It is pretty impressive/crazy how well CDM and SR3 work together to go from 32x32 to 256x256 e.g. the Irish Setter. How could the algos possibly know the lighter coloring (due to breed or lighting) between the dog's eyes?! It's basically inventing pixels
Even basic upscaling algorithms can guess a surprising amount of detail.
When I was putting together a simple and fast method, a while back, I compared my own to the very, very, basic and ended up with this [0].
The far left is the original, the others are just shifting the scale percentage. There's a surprising amount of detail kept, even though all of the algorithms were pushed way beyond what should be considered their limits. (Purposefully - to expose bias that was easier to analyse.)
If we start with multiple source images that are "small" (by some definition of small) perturbations of each other and upscale them, what can be said about the results?

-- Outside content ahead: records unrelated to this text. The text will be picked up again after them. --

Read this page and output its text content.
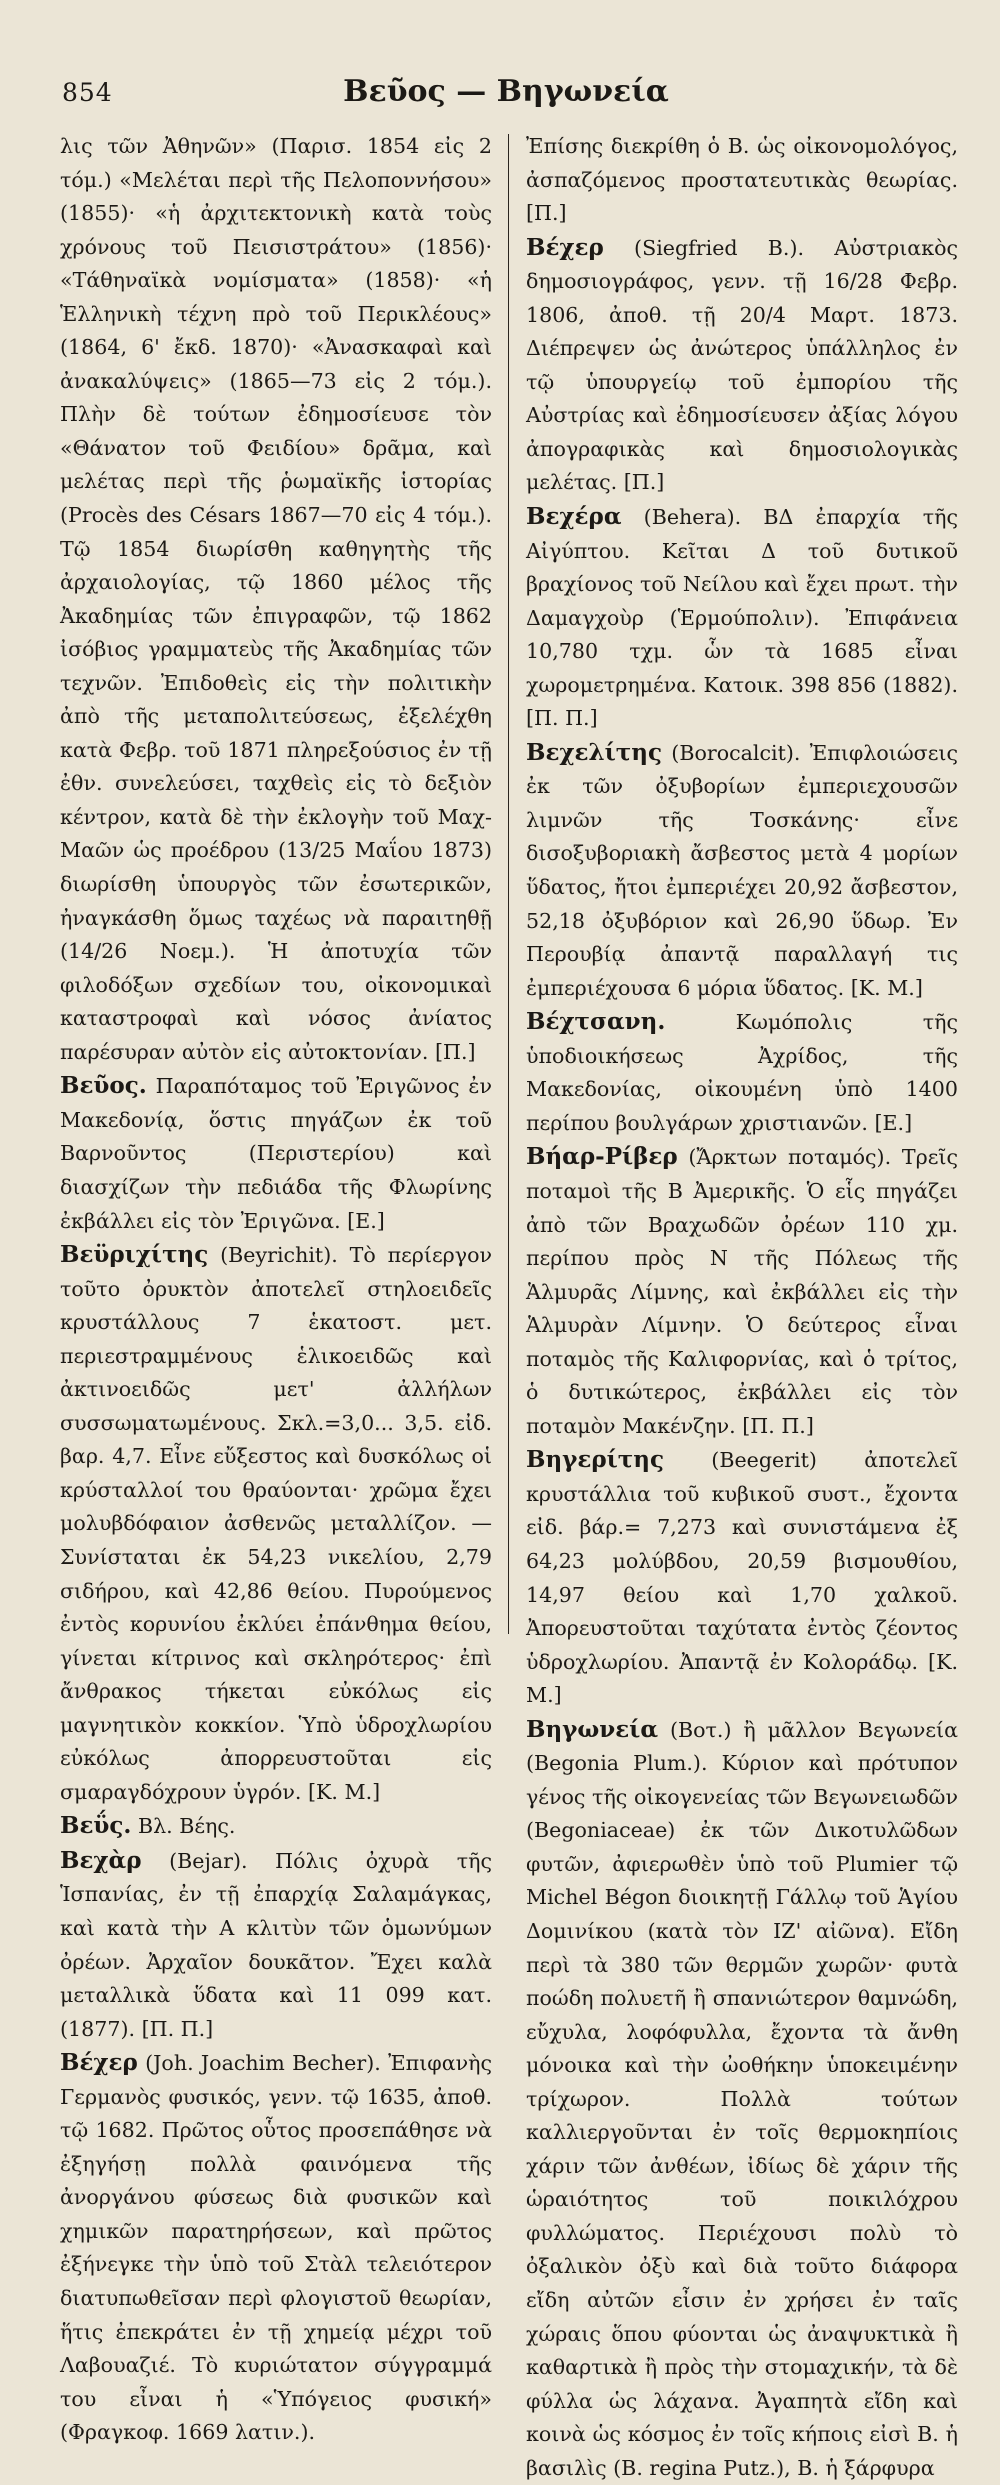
854	Βεῦος — Βηγωνεία

λις τῶν Ἀθηνῶν» (Παρισ. 1854 εἰς 2 τόμ.) «Μελέται περὶ τῆς Πελοποννήσου» (1855)· «ἡ ἀρχιτεκτονικὴ κατὰ τοὺς χρόνους τοῦ Πεισιστράτου» (1856)· «Τάθηναϊκὰ νομίσματα» (1858)· «ἡ Ἑλληνικὴ τέχνη πρὸ τοῦ Περικλέους» (1864, 6' ἔκδ. 1870)· «Ἀνασκαφαὶ καὶ ἀνακαλύψεις» (1865—73 εἰς 2 τόμ.). Πλὴν δὲ τούτων ἐδημοσίευσε τὸν «Θάνατον τοῦ Φειδίου» δρᾶμα, καὶ μελέτας περὶ τῆς ῥωμαϊκῆς ἱστορίας (Procès des Césars 1867—70 εἰς 4 τόμ.). Τῷ 1854 διωρίσθη καθηγητὴς τῆς ἀρχαιολογίας, τῷ 1860 μέλος τῆς Ἀκαδημίας τῶν ἐπιγραφῶν, τῷ 1862 ἰσόβιος γραμματεὺς τῆς Ἀκαδημίας τῶν τεχνῶν. Ἐπιδοθεὶς εἰς τὴν πολιτικὴν ἀπὸ τῆς μεταπολιτεύσεως, ἐξελέχθη κατὰ Φεβρ. τοῦ 1871 πληρεξούσιος ἐν τῇ ἐθν. συνελεύσει, ταχθεὶς εἰς τὸ δεξιὸν κέντρον, κατὰ δὲ τὴν ἐκλογὴν τοῦ Μαχ-Μαῶν ὡς προέδρου (13/25 Μαΐου 1873) διωρίσθη ὑπουργὸς τῶν ἐσωτερικῶν, ἠναγκάσθη ὅμως ταχέως νὰ παραιτηθῇ (14/26 Νοεμ.). Ἡ ἀποτυχία τῶν φιλοδόξων σχεδίων του, οἰκονομικαὶ καταστροφαὶ καὶ νόσος ἀνίατος παρέσυραν αὐτὸν εἰς αὐτοκτονίαν. [Π.]

Βεῦος. Παραπόταμος τοῦ Ἐριγῶνος ἐν Μακεδονίᾳ, ὅστις πηγάζων ἐκ τοῦ Βαρνοῦντος (Περιστερίου) καὶ διασχίζων τὴν πεδιάδα τῆς Φλωρίνης ἐκβάλλει εἰς τὸν Ἐριγῶνα. [Ε.]

Βεϋριχίτης (Beyrichit). Τὸ περίεργον τοῦτο ὀρυκτὸν ἀποτελεῖ στηλοειδεῖς κρυστάλλους 7 ἑκατοστ. μετ. περιεστραμμένους ἑλικοειδῶς καὶ ἀκτινοειδῶς μετ' ἀλλήλων συσσωματωμένους. Σκλ.=3,0... 3,5. εἰδ. βαρ. 4,7. Εἶνε εὔξεστος καὶ δυσκόλως οἱ κρύσταλλοί του θραύονται· χρῶμα ἔχει μολυβδόφαιον ἀσθενῶς μεταλλίζον. — Συνίσταται ἐκ 54,23 νικελίου, 2,79 σιδήρου, καὶ 42,86 θείου. Πυρούμενος ἐντὸς κορυνίου ἐκλύει ἐπάνθημα θείου, γίνεται κίτρινος καὶ σκληρότερος· ἐπὶ ἄνθρακος τήκεται εὐκόλως εἰς μαγνητικὸν κοκκίον. Ὑπὸ ὑδροχλωρίου εὐκόλως ἀπορρευστοῦται εἰς σμαραγδόχρουν ὑγρόν. [Κ. Μ.]

Βεΰς. Βλ. Βέης.

Βεχὰρ (Bejar). Πόλις ὀχυρὰ τῆς Ἱσπανίας, ἐν τῇ ἐπαρχίᾳ Σαλαμάγκας, καὶ κατὰ τὴν Α κλιτὺν τῶν ὁμωνύμων ὀρέων. Ἀρχαῖον δουκᾶτον. Ἔχει καλὰ μεταλλικὰ ὕδατα καὶ 11 099 κατ. (1877). [Π. Π.]

Βέχερ (Joh. Joachim Becher). Ἐπιφανὴς Γερμανὸς φυσικός, γενν. τῷ 1635, ἀποθ. τῷ 1682. Πρῶτος οὗτος προσεπάθησε νὰ ἐξηγήσῃ πολλὰ φαινόμενα τῆς ἀνοργάνου φύσεως διὰ φυσικῶν καὶ χημικῶν παρατηρήσεων, καὶ πρῶτος ἐξήνεγκε τὴν ὑπὸ τοῦ Στὰλ τελειότερον διατυπωθεῖσαν περὶ φλογιστοῦ θεωρίαν, ἥτις ἐπεκράτει ἐν τῇ χημείᾳ μέχρι τοῦ Λαβουαζιέ. Τὸ κυριώτατον σύγγραμμά του εἶναι ἡ «Ὑπόγειος φυσική» (Φραγκοφ. 1669 λατιν.).

Ἐπίσης διεκρίθη ὁ Β. ὡς οἰκονομολόγος, ἀσπαζόμενος προστατευτικὰς θεωρίας. [Π.]

Βέχερ (Siegfried B.). Αὐστριακὸς δημοσιογράφος, γενν. τῇ 16/28 Φεβρ. 1806, ἀποθ. τῇ 20/4 Μαρτ. 1873. Διέπρεψεν ὡς ἀνώτερος ὑπάλληλος ἐν τῷ ὑπουργείῳ τοῦ ἐμπορίου τῆς Αὐστρίας καὶ ἐδημοσίευσεν ἀξίας λόγου ἀπογραφικὰς καὶ δημοσιολογικὰς μελέτας. [Π.]

Βεχέρα (Behera). ΒΔ ἐπαρχία τῆς Αἰγύπτου. Κεῖται Δ τοῦ δυτικοῦ βραχίονος τοῦ Νείλου καὶ ἔχει πρωτ. τὴν Δαμαγχοὺρ (Ἑρμούπολιν). Ἐπιφάνεια 10,780 τχμ. ὧν τὰ 1685 εἶναι χωρομετρημένα. Κατοικ. 398 856 (1882). [Π. Π.]

Βεχελίτης (Borocalcit). Ἐπιφλοιώσεις ἐκ τῶν ὀξυβορίων ἐμπεριεχουσῶν λιμνῶν τῆς Τοσκάνης· εἶνε δισοξυβοριακὴ ἄσβεστος μετὰ 4 μορίων ὕδατος, ἤτοι ἐμπεριέχει 20,92 ἄσβεστον, 52,18 ὀξυβόριον καὶ 26,90 ὕδωρ. Ἐν Περουβίᾳ ἀπαντᾷ παραλλαγή τις ἐμπεριέχουσα 6 μόρια ὕδατος. [Κ. Μ.]

Βέχτσανη. Κωμόπολις τῆς ὑποδιοικήσεως Ἀχρίδος, τῆς Μακεδονίας, οἰκουμένη ὑπὸ 1400 περίπου βουλγάρων χριστιανῶν. [Ε.]

Βήαρ-Ρίβερ (Ἄρκτων ποταμός). Τρεῖς ποταμοὶ τῆς Β Ἀμερικῆς. Ὁ εἷς πηγάζει ἀπὸ τῶν Βραχωδῶν ὀρέων 110 χμ. περίπου πρὸς Ν τῆς Πόλεως τῆς Ἁλμυρᾶς Λίμνης, καὶ ἐκβάλλει εἰς τὴν Ἁλμυρὰν Λίμνην. Ὁ δεύτερος εἶναι ποταμὸς τῆς Καλιφορνίας, καὶ ὁ τρίτος, ὁ δυτικώτερος, ἐκβάλλει εἰς τὸν ποταμὸν Μακένζην. [Π. Π.]

Βηγερίτης (Beegerit) ἀποτελεῖ κρυστάλλια τοῦ κυβικοῦ συστ., ἔχοντα εἰδ. βάρ.= 7,273 καὶ συνιστάμενα ἐξ 64,23 μολύβδου, 20,59 βισμουθίου, 14,97 θείου καὶ 1,70 χαλκοῦ. Ἀπορευστοῦται ταχύτατα ἐντὸς ζέοντος ὑδροχλωρίου. Ἀπαντᾷ ἐν Κολοράδῳ. [Κ. Μ.]

Βηγωνεία (Βοτ.) ἢ μᾶλλον Βεγωνεία (Begonia Plum.). Κύριον καὶ πρότυπον γένος τῆς οἰκογενείας τῶν Βεγωνειωδῶν (Begoniaceae) ἐκ τῶν Δικοτυλῶδων φυτῶν, ἀφιερωθὲν ὑπὸ τοῦ Plumier τῷ Michel Bégon διοικητῇ Γάλλῳ τοῦ Ἁγίου Δομινίκου (κατὰ τὸν ΙΖ' αἰῶνα). Εἴδη περὶ τὰ 380 τῶν θερμῶν χωρῶν· φυτὰ ποώδη πολυετῆ ἢ σπανιώτερον θαμνώδη, εὔχυλα, λοφόφυλλα, ἔχοντα τὰ ἄνθη μόνοικα καὶ τὴν ὠοθήκην ὑποκειμένην τρίχωρον. Πολλὰ τούτων καλλιεργοῦνται ἐν τοῖς θερμοκηπίοις χάριν τῶν ἀνθέων, ἰδίως δὲ χάριν τῆς ὡραιότητος τοῦ ποικιλόχρου φυλλώματος. Περιέχουσι πολὺ τὸ ὀξαλικὸν ὀξὺ καὶ διὰ τοῦτο διάφορα εἴδη αὐτῶν εἶσιν ἐν χρήσει ἐν ταῖς χώραις ὅπου φύονται ὡς ἀναψυκτικὰ ἢ καθαρτικὰ ἢ πρὸς τὴν στομαχικήν, τὰ δὲ φύλλα ὡς λάχανα. Ἀγαπητὰ εἴδη καὶ κοινὰ ὡς κόσμος ἐν τοῖς κήποις εἰσὶ Β. ἡ βασιλὶς (B. regina Putz.), Β. ἡ ξάρφυρα
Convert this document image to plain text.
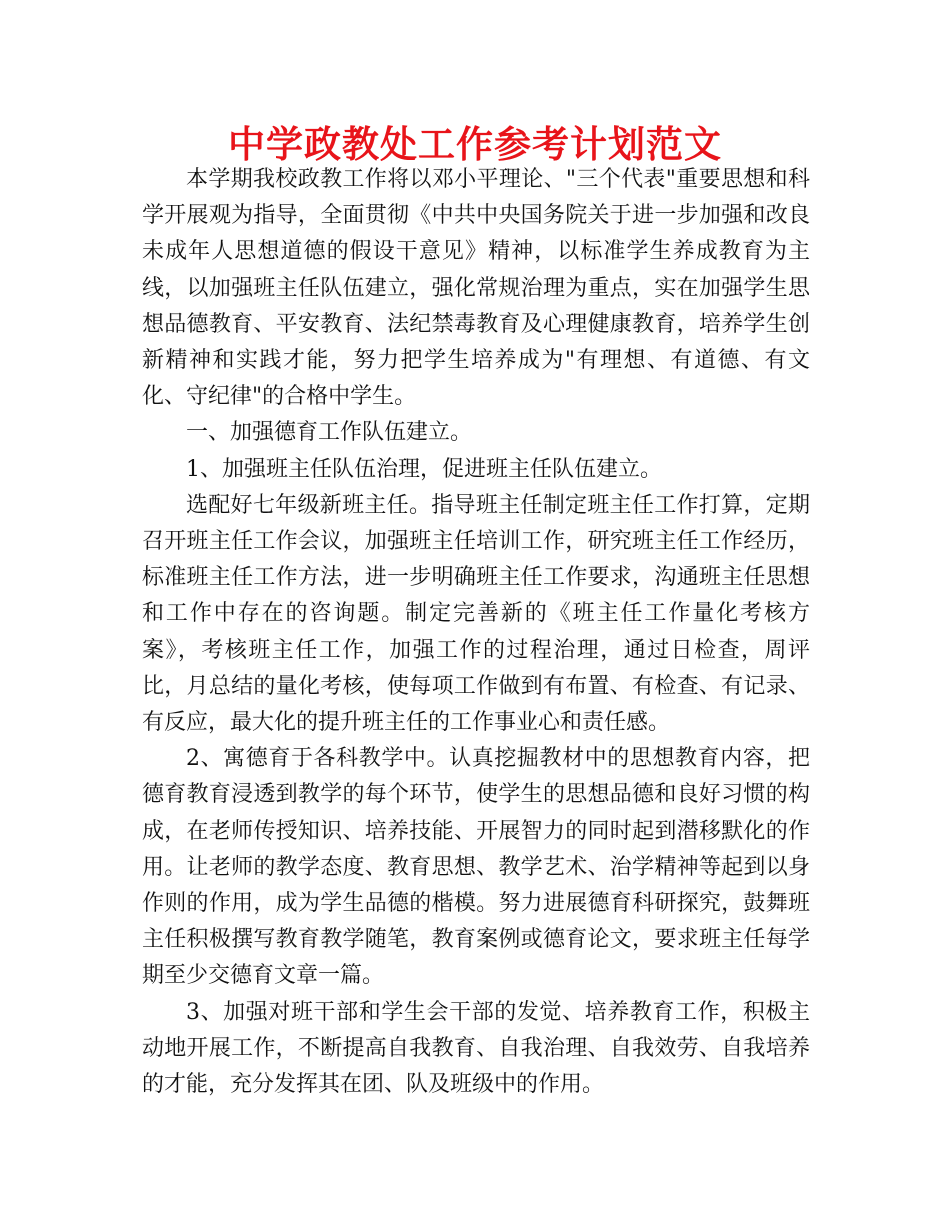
中学政教处工作参考计划范文

本学期我校政教工作将以邓小平理论、"三个代表"重要思想和科学开展观为指导，全面贯彻《中共中央国务院关于进一步加强和改良未成年人思想道德的假设干意见》精神，以标准学生养成教育为主线，以加强班主任队伍建立，强化常规治理为重点，实在加强学生思想品德教育、平安教育、法纪禁毒教育及心理健康教育，培养学生创新精神和实践才能，努力把学生培养成为"有理想、有道德、有文化、守纪律"的合格中学生。

一、加强德育工作队伍建立。

1、加强班主任队伍治理，促进班主任队伍建立。

选配好七年级新班主任。指导班主任制定班主任工作打算，定期召开班主任工作会议，加强班主任培训工作，研究班主任工作经历，标准班主任工作方法，进一步明确班主任工作要求，沟通班主任思想和工作中存在的咨询题。制定完善新的《班主任工作量化考核方案》，考核班主任工作，加强工作的过程治理，通过日检查，周评比，月总结的量化考核，使每项工作做到有布置、有检查、有记录、有反应，最大化的提升班主任的工作事业心和责任感。

2、寓德育于各科教学中。认真挖掘教材中的思想教育内容，把德育教育浸透到教学的每个环节，使学生的思想品德和良好习惯的构成，在老师传授知识、培养技能、开展智力的同时起到潜移默化的作用。让老师的教学态度、教育思想、教学艺术、治学精神等起到以身作则的作用，成为学生品德的楷模。努力进展德育科研探究，鼓舞班主任积极撰写教育教学随笔，教育案例或德育论文，要求班主任每学期至少交德育文章一篇。

3、加强对班干部和学生会干部的发觉、培养教育工作，积极主动地开展工作，不断提高自我教育、自我治理、自我效劳、自我培养的才能，充分发挥其在团、队及班级中的作用。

Some of the images in the article seemed to be high-res images that where downscaled to low-res (and it makes sense to see how the upscalling process changes the original), but wouldn't that make it easier for the ML to revert the downscaling process rather than taking an original low-res photo and upscale it?
This is true. Downscaling an image and then training a neural network to scale it back up is the way single-image superresolution systems typically work.
Research papers need to evaluate their models, and how can you evaluate a scaled-up image unless you have the original ground truth to compare it to?
This can introduce a dataset shift bias. For example, if you train a network to upscale 1080p movie frames to 4k, the results might be disappointing when you try to scale 4k to 8k.